Source: MIL-OSI Submissions
For this reason, the BusinessNZ Economic Conditions Index sits at 8 for the September 2020 quarter, up 18 on the previous quarter and up 7 on a year ago.
BusinessNZ Chief Executive Kirk Hope says the improvements seen in the quarter’s data are all from a very low base and subject to heightened uncertainty.
“Forecasts will be subject to significant change as the global and domestic scene continues to evolve over coming months.
“However, despite all the uncertainties, the New Zealand economy is still in relatively good shape compared with many other countries.
“Our key trading partner China has recovered somewhat, bringing good news for exports, particularly agricultural commodities, where prices are holding up remarkably well.
“New Zealand’s response has been broadly in line with international best practice in terms of managing Covid-19, but it seems unsustainable for the world to remain in various stages of lockdown with borders, beyond goods and some service movements, effectively cut off.”

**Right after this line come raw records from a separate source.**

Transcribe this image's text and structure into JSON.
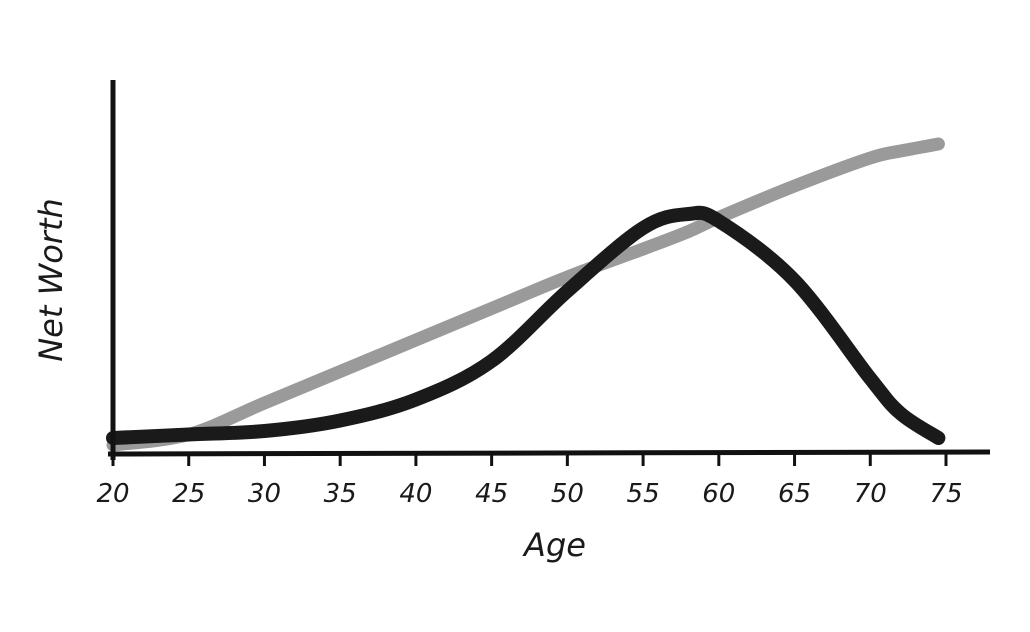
{
  "chart_data": {
    "type": "line",
    "title": "",
    "xlabel": "Age",
    "ylabel": "Net Worth",
    "xlim": [
      20,
      75
    ],
    "ylim": [
      0,
      100
    ],
    "x_ticks": [
      20,
      25,
      30,
      35,
      40,
      45,
      50,
      55,
      60,
      65,
      70,
      75
    ],
    "y_ticks_shown": false,
    "grid": false,
    "legend": "none",
    "series": [
      {
        "color": "#9a9a9a",
        "x": [
          20,
          25,
          30,
          35,
          40,
          45,
          50,
          55,
          58,
          60,
          65,
          70,
          72,
          74.5
        ],
        "y": [
          0,
          3,
          12,
          21,
          30,
          39,
          48,
          56,
          61,
          65,
          74,
          82,
          84,
          86
        ]
      },
      {
        "color": "#1a1a1a",
        "x": [
          20,
          25,
          30,
          35,
          40,
          45,
          50,
          55,
          58,
          60,
          65,
          70,
          72,
          74.5
        ],
        "y": [
          2,
          3,
          4,
          7,
          13,
          24,
          44,
          62,
          66,
          64,
          47,
          19,
          9,
          2
        ]
      }
    ]
  }
}
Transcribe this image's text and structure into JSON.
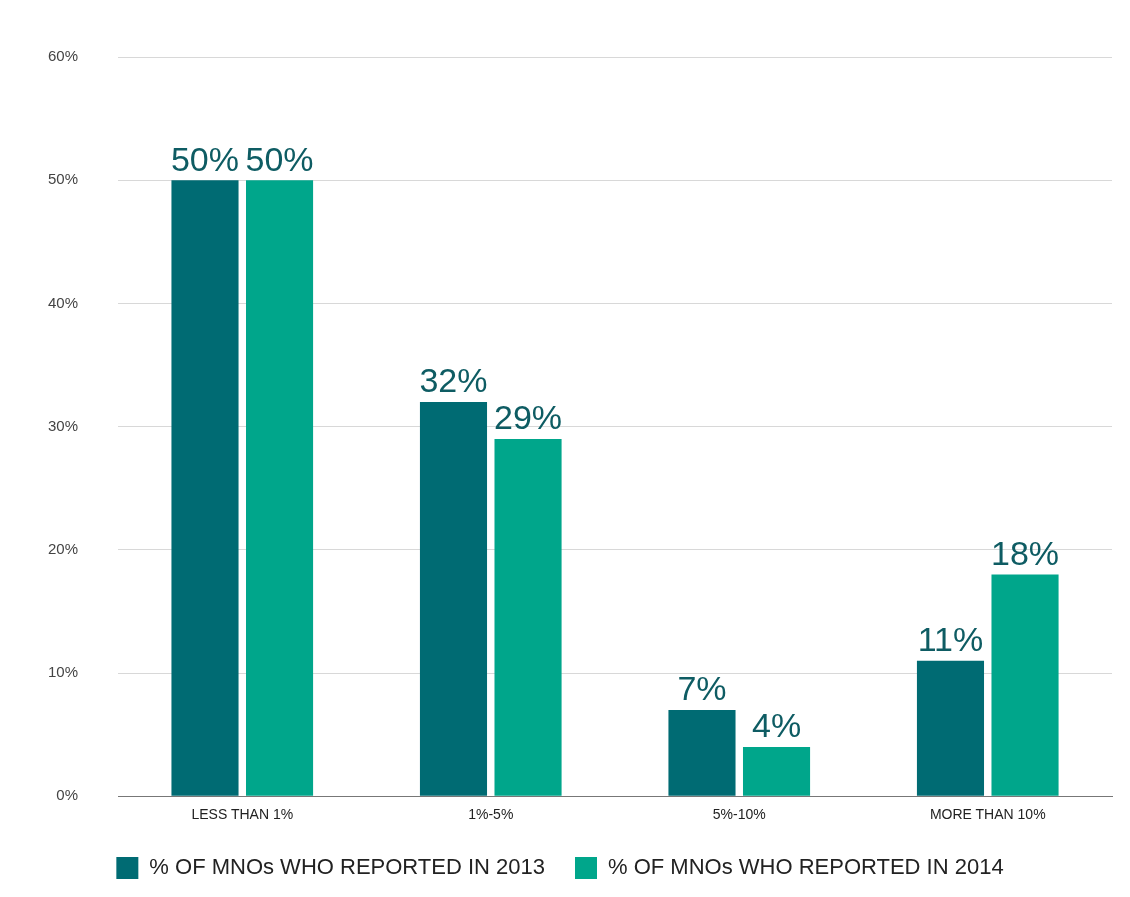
{
  "chart_data": {
    "type": "bar",
    "categories": [
      "LESS THAN 1%",
      "1%-5%",
      "5%-10%",
      "MORE THAN 10%"
    ],
    "series": [
      {
        "name": "% OF MNOs WHO REPORTED IN 2013",
        "color": "#006b73",
        "values": [
          50,
          32,
          7,
          11
        ],
        "value_labels": [
          "50%",
          "32%",
          "7%",
          "11%"
        ]
      },
      {
        "name": "% OF MNOs WHO REPORTED IN 2014",
        "color": "#00a68b",
        "values": [
          50,
          29,
          4,
          18
        ],
        "value_labels": [
          "50%",
          "29%",
          "4%",
          "18%"
        ]
      }
    ],
    "ylim": [
      0,
      60
    ],
    "yticks": [
      {
        "value": 0,
        "label": "0%"
      },
      {
        "value": 10,
        "label": "10%"
      },
      {
        "value": 20,
        "label": "20%"
      },
      {
        "value": 30,
        "label": "30%"
      },
      {
        "value": 40,
        "label": "40%"
      },
      {
        "value": 50,
        "label": "50%"
      },
      {
        "value": 60,
        "label": "60%"
      }
    ],
    "grid": "y",
    "legend": "bottom"
  }
}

Mr Hope said there was a strong case for greater investment in effective border protection measures allowing certain groups of people to come here and quarantine before being released into the community, including New Zealanders returning from overseas, international students, skilled migrants, and overseas people willing and able to reside here while working remotely for overseas companies.
“New Zealand’s prospects for economic recovery and growth depend to a great extent on our ability to open the border,” he said.
The BusinessNZ Economic Conditions Index tracks 33 economic indicators including GDP, export volumes, commodity prices, inflation, debt, and business and consumer confidence.